No existían apellidos italianos de por medio, nada de Montescos ni Capuletos. No fue una novela ambientada en la bella Verona, ni las escenas correspondían a la archiconocida historia de Shakespeare. Quizá el final no concernió a fatalidades compartidas, pero no fue menos intenso y dramático que el relato de amor del teatro isabelino.
Corría el año 1935 o 1936 y cuentan que sobre el Parque de la Independencia, en plena ciudad de Pinar del Río, literalmente llovían flores. No era imaginación, ni siquiera historias salidas de ocurrentes novelistas, no era un Macondo repetido en el occidente cubano.
En verdad, caían pétalos del cielo. Algunas flores se mecían atrapadas en las ramas de los árboles. Otras coronaban el techo de la glorieta y unas pocas, las más importantes, terminaban en manos de Zenayda Ruiz, la hermosa estudiante de la Escuela Normal para maestros y maestras.
Tuto Vázquez, joven militar, deportista, enamorado como un loco de la linda manceba de la calle Martí, pasaba con su avioneta, daba vueltas de aquí a allá, hacía piruetas para divertimento del pueblo y de la estudiantina. Y como colofón, arrojaba sobre el céntrico parque una lluvia de flores para su amada en un saludo de buenas tardes, tal y como se lo había prometido en un juramento de amor.
La oposición de los padres de la joven sazonó la historia —¿cuándo no ocurre esto?—, más si se le añade la aureola de conquistador que poseía el atlético muchacho. Pero no fue discordia familiar o negativa de la joven lo que impidió consumar el amor.
Tuto murió en una de sus tantas maniobras aéreas. No lo hizo incrustado contra la propia glorieta del parque o en algunos de los resquicios de la Colonia Española, como muchos pobladores temían ante los incesantes riesgos por agradar a su enamorada. Fue por allá, por las comarcas orientales, en unas de sus acrobacias.
Zenayda no iría al sepelio. Dispuesto el cadáver, Tuto pasaría su última tarde a solas en la funeraria de Monteserín.

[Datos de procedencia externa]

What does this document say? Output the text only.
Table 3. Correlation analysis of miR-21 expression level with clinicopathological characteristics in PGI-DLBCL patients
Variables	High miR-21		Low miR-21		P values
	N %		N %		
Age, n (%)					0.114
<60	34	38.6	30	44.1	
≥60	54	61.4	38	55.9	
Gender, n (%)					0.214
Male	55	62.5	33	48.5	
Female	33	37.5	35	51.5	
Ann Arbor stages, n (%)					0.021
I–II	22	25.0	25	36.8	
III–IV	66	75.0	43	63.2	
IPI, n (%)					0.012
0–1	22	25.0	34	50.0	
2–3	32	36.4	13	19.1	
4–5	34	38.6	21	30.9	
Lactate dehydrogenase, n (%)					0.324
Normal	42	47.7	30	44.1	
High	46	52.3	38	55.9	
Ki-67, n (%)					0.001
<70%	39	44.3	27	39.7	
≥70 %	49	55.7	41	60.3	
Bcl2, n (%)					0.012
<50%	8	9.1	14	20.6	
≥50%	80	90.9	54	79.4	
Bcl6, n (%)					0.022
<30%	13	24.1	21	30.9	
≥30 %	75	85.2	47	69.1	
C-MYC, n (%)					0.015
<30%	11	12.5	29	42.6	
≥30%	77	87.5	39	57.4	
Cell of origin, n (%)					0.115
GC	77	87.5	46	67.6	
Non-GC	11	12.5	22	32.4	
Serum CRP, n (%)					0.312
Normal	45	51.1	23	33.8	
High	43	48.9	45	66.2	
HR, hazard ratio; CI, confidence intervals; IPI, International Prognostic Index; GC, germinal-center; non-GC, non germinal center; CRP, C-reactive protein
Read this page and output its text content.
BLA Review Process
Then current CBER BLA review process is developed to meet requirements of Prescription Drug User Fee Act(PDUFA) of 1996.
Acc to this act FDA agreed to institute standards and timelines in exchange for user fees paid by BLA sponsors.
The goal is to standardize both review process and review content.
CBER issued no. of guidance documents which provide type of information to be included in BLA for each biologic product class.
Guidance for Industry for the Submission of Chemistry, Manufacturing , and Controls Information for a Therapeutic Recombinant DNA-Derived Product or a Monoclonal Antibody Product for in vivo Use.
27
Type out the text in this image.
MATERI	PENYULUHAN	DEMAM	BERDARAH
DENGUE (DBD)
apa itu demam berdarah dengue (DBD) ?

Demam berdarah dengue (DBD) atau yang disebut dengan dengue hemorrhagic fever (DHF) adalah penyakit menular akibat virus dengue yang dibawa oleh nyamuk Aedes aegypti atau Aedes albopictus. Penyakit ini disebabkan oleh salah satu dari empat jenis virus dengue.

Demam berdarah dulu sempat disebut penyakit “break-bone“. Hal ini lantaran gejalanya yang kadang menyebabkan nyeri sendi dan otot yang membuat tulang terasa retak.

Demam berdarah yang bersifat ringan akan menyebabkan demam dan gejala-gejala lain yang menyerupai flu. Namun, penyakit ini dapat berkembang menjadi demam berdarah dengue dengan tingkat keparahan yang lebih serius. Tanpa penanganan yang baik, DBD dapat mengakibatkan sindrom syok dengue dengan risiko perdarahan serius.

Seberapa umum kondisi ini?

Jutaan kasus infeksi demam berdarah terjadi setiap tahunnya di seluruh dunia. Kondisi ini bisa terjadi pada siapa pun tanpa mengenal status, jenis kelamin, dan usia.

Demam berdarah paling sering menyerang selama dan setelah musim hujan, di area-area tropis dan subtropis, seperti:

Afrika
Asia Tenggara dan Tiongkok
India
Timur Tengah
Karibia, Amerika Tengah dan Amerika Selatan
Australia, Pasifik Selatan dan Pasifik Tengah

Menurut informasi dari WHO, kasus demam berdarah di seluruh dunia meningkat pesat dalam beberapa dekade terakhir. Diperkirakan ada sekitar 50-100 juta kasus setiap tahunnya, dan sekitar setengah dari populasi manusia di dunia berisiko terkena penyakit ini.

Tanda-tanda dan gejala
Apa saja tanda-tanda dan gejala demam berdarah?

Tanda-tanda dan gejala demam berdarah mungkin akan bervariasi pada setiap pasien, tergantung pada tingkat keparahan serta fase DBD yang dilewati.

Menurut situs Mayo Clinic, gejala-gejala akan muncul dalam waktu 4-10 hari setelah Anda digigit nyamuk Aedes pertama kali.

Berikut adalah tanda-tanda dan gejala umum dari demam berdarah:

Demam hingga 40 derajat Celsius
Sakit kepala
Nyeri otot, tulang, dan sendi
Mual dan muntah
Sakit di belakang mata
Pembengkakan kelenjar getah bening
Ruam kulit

Muchos comentaron las causas de la ausencia, pero la bella Zenayda ni por asomo despidió a su novio de aquella suerte ingrata. Como era usual, el cortejo fúnebre comenzó el viaje hacia el cementerio metropolitano. El recorrido, inevitable, pasaba por el mismo frente de la casa de los Ruiz.
Nadie dio crédito a lo que ocurrió después. El auto que abría el cortejo y donde se llevaban los restos del joven aviador, obstinado, se detuvo en seco ante la misma puerta de la joven maestra. En signo de protesta no quiso echar a andar de nuevo. Cuentan que hasta le pidieron a Zenayda que saliera al portal. Ella no apareció.
Nunca se supo qué ocurrió en realidad y por qué obra divina el carro se detuvo en ese exacto lugar. La fábula, el mito, la historia de año en año se alimentó, se trocó y hasta se llegó a asegurar que Tuto se levantó de la caja, que su aureola fantasmagórica acompañó en vida a Zenayda. Pero quien sí no halló explicación alguna a lo sucedido, fue el chofer del carro fúnebre. Cuando pudo pasar el féretro a otro vehículo, para poder continuar viaje, quedó atónito. El primer auto echó a andar sin dificultad alguna. Tuto ya había cumplido su promesa: le había deseado las buenas tardes a Zenayda, en esta vida y aun en la otra.